Dr. Destouet told the Food and Drug Administration's advisory panel that 4.6 percent of the 350 implant patients whom she screened with X-ray mammography -- about one in 20 -- showed evidence of rupture.

Dr. Kathleen Harris of the University of Pittsburgh said she found a slightly higher rate of breakage in the more than 200 implant patients she screened. Moreover, the radiologists agreed that the rupture rates may be higher than their studies found -- perhaps twice as high -- because mammograms don't always detect breaks. Their reports compared with recent claims by Dow Corning, a leading manufacturer of the gel implants, that the devices broke in one in 200 patients.
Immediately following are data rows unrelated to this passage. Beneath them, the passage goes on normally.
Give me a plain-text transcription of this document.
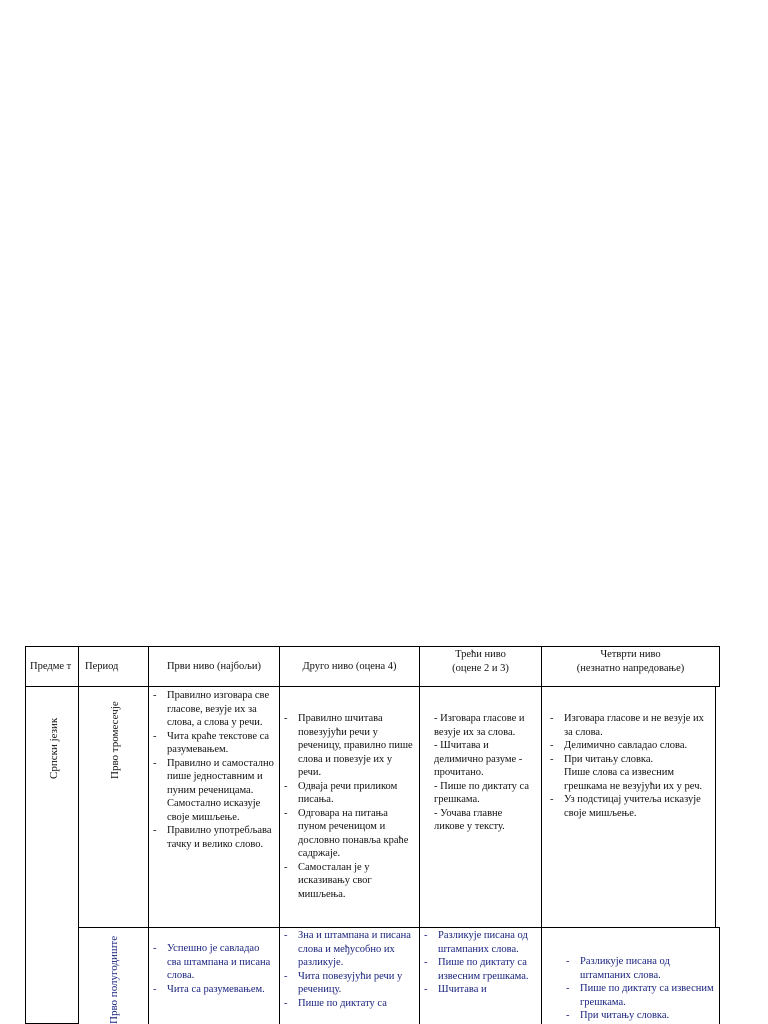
Предме т	Период	Први ниво (најбољи)	Друго ниво (оцена 4)
Трећи ниво
(оцене 2 и 3)
Четврти ниво
(незнатно напредовање)
Српски језик	Прво тромесечје
- Правилно изговара све гласове, везује их за слова, а слова у речи.
- Чита краће текстове са разумевањем.
- Правилно и самостално пише једноставним и пуним реченицама. Самостално исказује своје мишљење.
- Правилно употребљава тачку и велико слово.
- Правилно шчитава повезујући речи у реченицу, правилно пише слова и повезује их у речи.
- Одваја речи приликом писања.
- Одговара на питања пуном реченицом и дословно понавља краће садржаје.
- Самосталан је у исказивању свог мишљења.
- Изговара гласове и везује их за слова.
- Шчитава и делимично разуме - прочитано.
- Пише по диктату са грешкама.
- Уочава главне ликове у тексту.
- Изговара гласове и не везује их за слова.
- Делимично савладао слова.
- При читању словка.
Пише слова са извесним грешкама не везујући их у реч.
- Уз подстицај учитеља исказује своје мишљење.
Прво полугодиште
-	Успешно је савладао сва штампана и писана слова.
- Чита са разумевањем.
- Зна и штампана и писана слова и међусобно их разликује.
- Чита повезујући речи у реченицу.
- Пише по диктату са
- Разликује писана од штампаних слова.
- Пише по диктату са извесним грешкама.
- Шчитава и
- Разликује писана од штампаних слова.
- Пише по диктату са извесним грешкама.
- При читању словка.
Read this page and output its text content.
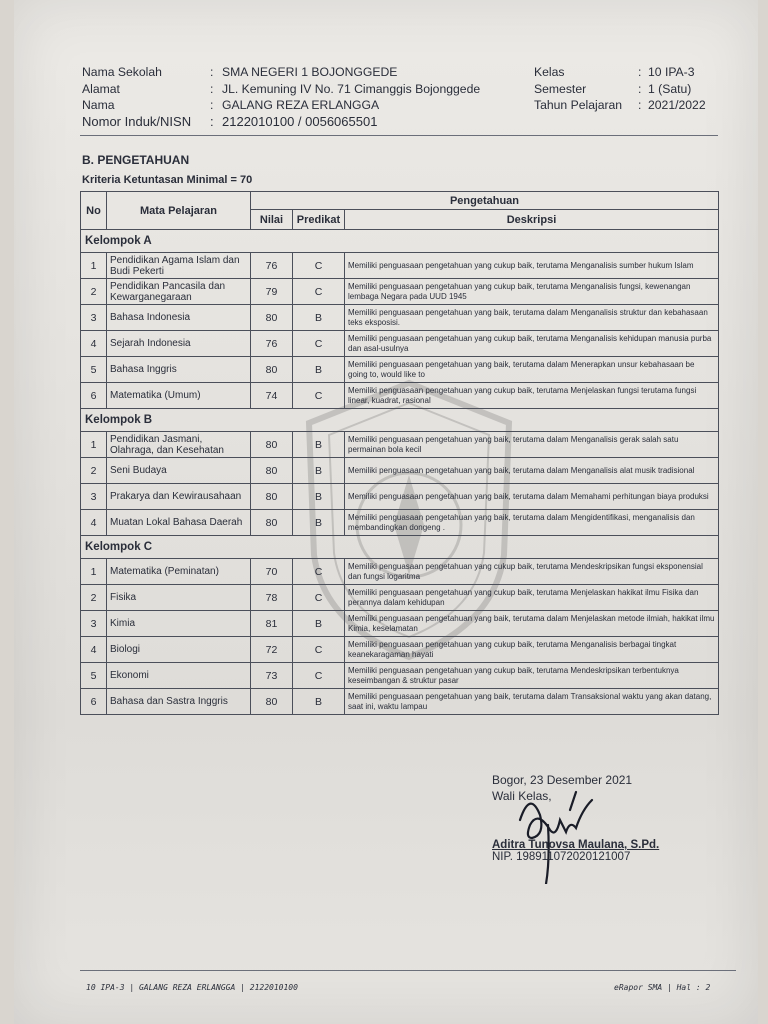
Nama Sekolah	: SMA NEGERI 1 BOJONGGEDE
Alamat	: JL. Kemuning IV No. 71 Cimanggis Bojonggede
Nama	: GALANG REZA ERLANGGA
Nomor Induk/NISN	: 2122010100 / 0056065501
Kelas	: 10 IPA-3
Semester	: 1 (Satu)
Tahun Pelajaran	: 2021/2022
B. PENGETAHUAN
Kriteria Ketuntasan Minimal = 70
No	Mata Pelajaran	Pengetahuan		
		Nilai	Predikat	Deskripsi
Kelompok A				
1	Pendidikan Agama Islam dan Budi Pekerti	76	C	Memiliki penguasaan pengetahuan yang cukup baik, terutama Menganalisis sumber hukum Islam
2	Pendidikan Pancasila dan Kewarganegaraan	79	C	Memiliki penguasaan pengetahuan yang cukup baik, terutama Menganalisis fungsi, kewenangan lembaga Negara pada UUD 1945
3	Bahasa Indonesia	80	B	Memiliki penguasaan pengetahuan yang baik, terutama dalam Menganalisis struktur dan kebahasaan teks eksposisi.
4	Sejarah Indonesia	76	C	Memiliki penguasaan pengetahuan yang cukup baik, terutama Menganalisis kehidupan manusia purba dan asal-usulnya
5	Bahasa Inggris	80	B	Memiliki penguasaan pengetahuan yang baik, terutama dalam Menerapkan unsur kebahasaan be going to, would like to
6	Matematika (Umum)	74	C	Memiliki penguasaan pengetahuan yang cukup baik, terutama Menjelaskan fungsi terutama fungsi linear, kuadrat, rasional
Kelompok B				
1	Pendidikan Jasmani, Olahraga, dan Kesehatan	80	B	Memiliki penguasaan pengetahuan yang baik, terutama dalam Menganalisis gerak salah satu permainan bola kecil
2	Seni Budaya	80	B	Memiliki penguasaan pengetahuan yang baik, terutama dalam Menganalisis alat musik tradisional
3	Prakarya dan Kewirausahaan	80	B	Memiliki penguasaan pengetahuan yang baik, terutama dalam Memahami perhitungan biaya produksi
4	Muatan Lokal Bahasa Daerah	80	B	Memiliki penguasaan pengetahuan yang baik, terutama dalam Mengidentifikasi, menganalisis dan membandingkan dongeng .
Kelompok C				
1	Matematika (Peminatan)	70	C	Memiliki penguasaan pengetahuan yang cukup baik, terutama Mendeskripsikan fungsi eksponensial dan fungsi logaritma
2	Fisika	78	C	Memiliki penguasaan pengetahuan yang cukup baik, terutama Menjelaskan hakikat ilmu Fisika dan perannya dalam kehidupan
3	Kimia	81	B	Memiliki penguasaan pengetahuan yang baik, terutama dalam Menjelaskan metode ilmiah, hakikat ilmu Kimia, keselamatan
4	Biologi	72	C	Memiliki penguasaan pengetahuan yang cukup baik, terutama Menganalisis berbagai tingkat keanekaragaman hayati
5	Ekonomi	73	C	Memiliki penguasaan pengetahuan yang cukup baik, terutama Mendeskripsikan terbentuknya keseimbangan & struktur pasar
6	Bahasa dan Sastra Inggris	80	B	Memiliki penguasaan pengetahuan yang baik, terutama dalam Transaksional waktu yang akan datang, saat ini, waktu lampau
Bogor, 23 Desember 2021
Wali Kelas,
Aditra Tunovsa Maulana, S.Pd.
NIP. 198911072020121007
10 IPA-3 | GALANG REZA ERLANGGA | 2122010100	eRapor SMA | Hal : 2
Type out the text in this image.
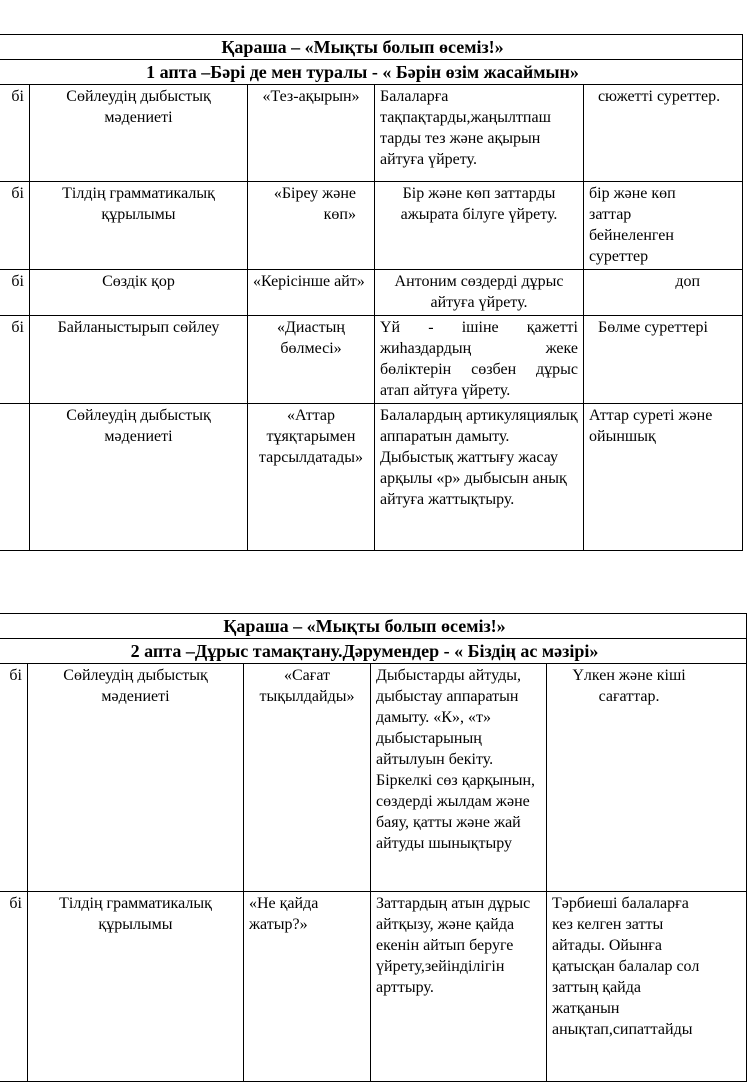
Қараша – «Мықты болып өсеміз!»				
1 апта –Бәрі де мен туралы - « Бәрін өзім жасаймын»				
бі	Сөйлеудің дыбыстық мәдениеті	«Тез-ақырын»	Балаларға тақпақтарды,жаңылтпаш тарды тез және ақырын айтуға үйрету.	сюжетті суреттер.
бі	Тілдің грамматикалық құрылымы	«Біреу және көп»	Бір және көп заттарды ажырата білуге үйрету.	бір және көп заттар бейнеленген суреттер
бі	Сөздік қор	«Керісінше айт»	Антоним сөздерді дұрыс айтуға үйрету.	доп
бі	Байланыстырып сөйлеу	«Диастың бөлмесі»	Үй - ішіне қажетті жиһаздардың жеке бөліктерін сөзбен дұрыс атап айтуға үйрету.	Бөлме суреттері
	Сөйлеудің дыбыстық мәдениеті	«Аттар тұяқтарымен тарсылдатады»	Балалардың артикуляциялық аппаратын дамыту. Дыбыстық жаттығу жасау арқылы «р» дыбысын анық айтуға жаттықтыру.	Аттар суреті және ойыншық
Қараша – «Мықты болып өсеміз!»				
2 апта –Дұрыс тамақтану.Дәрумендер - « Біздің ас мәзірі»				
бі	Сөйлеудің дыбыстық мәдениеті	«Сағат тықылдайды»	Дыбыстарды айтуды, дыбыстау аппаратын дамыту. «К», «т» дыбыстарының айтылуын бекіту. Біркелкі сөз қарқынын, сөздерді жылдам және баяу, қатты және жай айтуды шынықтыру	Үлкен және кіші сағаттар.
бі	Тілдің грамматикалық құрылымы	«Не қайда жатыр?»	Заттардың атын дұрыс айтқызу, және қайда екенін айтып беруге үйрету,зейінділігін арттыру.	Тәрбиеші балаларға кез келген затты айтады. Ойынға қатысқан балалар сол заттың қайда жатқанын анықтап,сипаттайды
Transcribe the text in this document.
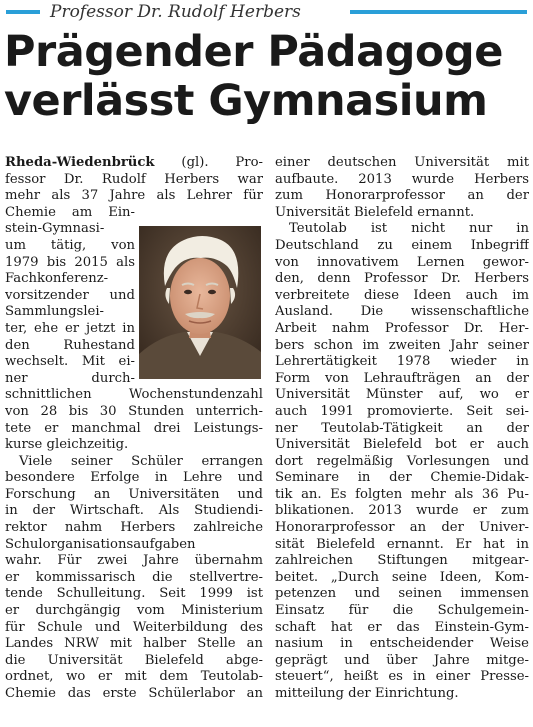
Professor Dr. Rudolf Herbers
Prägender Pädagoge
verlässt Gymnasium
Rheda-Wiedenbrück (gl). Pro-
fessor Dr. Rudolf Herbers war
mehr als 37 Jahre als Lehrer für
Chemie am Ein-
stein-Gymnasi-
um tätig, von
1979 bis 2015 als
Fachkonferenz-
vorsitzender und
Sammlungslei-
ter, ehe er jetzt in
den Ruhestand
wechselt. Mit ei-
ner durch-
schnittlichen Wochenstundenzahl
von 28 bis 30 Stunden unterrich-
tete er manchmal drei Leistungs-
kurse gleichzeitig.
Viele seiner Schüler errangen
besondere Erfolge in Lehre und
Forschung an Universitäten und
in der Wirtschaft. Als Studiendi-
rektor nahm Herbers zahlreiche
Schulorganisationsaufgaben
wahr. Für zwei Jahre übernahm
er kommissarisch die stellvertre-
tende Schulleitung. Seit 1999 ist
er durchgängig vom Ministerium
für Schule und Weiterbildung des
Landes NRW mit halber Stelle an
die Universität Bielefeld abge-
ordnet, wo er mit dem Teutolab-
Chemie das erste Schülerlabor an
einer deutschen Universität mit
aufbaute. 2013 wurde Herbers
zum Honorarprofessor an der
Universität Bielefeld ernannt.
Teutolab ist nicht nur in
Deutschland zu einem Inbegriff
von innovativem Lernen gewor-
den, denn Professor Dr. Herbers
verbreitete diese Ideen auch im
Ausland. Die wissenschaftliche
Arbeit nahm Professor Dr. Her-
bers schon im zweiten Jahr seiner
Lehrertätigkeit 1978 wieder in
Form von Lehraufträgen an der
Universität Münster auf, wo er
auch 1991 promovierte. Seit sei-
ner Teutolab-Tätigkeit an der
Universität Bielefeld bot er auch
dort regelmäßig Vorlesungen und
Seminare in der Chemie-Didak-
tik an. Es folgten mehr als 36 Pu-
blikationen. 2013 wurde er zum
Honorarprofessor an der Univer-
sität Bielefeld ernannt. Er hat in
zahlreichen Stiftungen mitgear-
beitet. „Durch seine Ideen, Kom-
petenzen und seinen immensen
Einsatz für die Schulgemein-
schaft hat er das Einstein-Gym-
nasium in entscheidender Weise
geprägt und über Jahre mitge-
steuert“, heißt es in einer Presse-
mitteilung der Einrichtung.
Testimony by the radiologists came in the first day of a three-day hearing into the safety of silicone-gel implants, which have been surgically placed into 1 to 2 million women over the past three decades.

Although most implants have been used for cosmetic reasons an estimated 15 to 20 percent have been used to reconstruct breasts after cancer surgery.

The radiologists said most of the ruptures occurred in pre-1985 devices, made with thinner walls than the presumably tougher implants of today. But Dr. Destouet, who performed her study between 1986 and 1991 said she noticed some ruptures in relatively modern implants, including at least one patient whose implants were only a year old.

This is the second time in three months that the advisory panel has convened to weigh evidence about the implants' safety. The first time, in November, the experts advised Food and Drug Commissioner David Kessler to allow the devices to remain on the market pending results of further safety studies.

But on Jan. 6, Dr. Kessler called for a voluntary moratorium on their use of silicone implants because of new information suggesting that Dow Corning employees and surgeons had voiced doubts about the implants' safety for many years. New concerns also revolve around case reports involving implant patients who have developed autoimmune disorders: diseases in which the immune system attacks the body's own tissue.

There have been no large-scale studies to determine whether implant patients suffer these illnesses at a higher rate than the general population, although some critics say there is compelling evidence that silicone seeping or rupturing through the rubber-like envelope is to blame in some cases.

Yesterday, Dr. Kessler said the moratorium will remain in effect until late April, when he will finally decide whether surgeons can resume their use. In the meantime, surgeons are free to use implants filled with salt water, which are thought to be relatively safe.

In some of the most emotional testimony of the day, four physicians described scores of implant patients who had suffered autoimmune diseases such as rheumatoid arthritis, lupus, and scleroderma.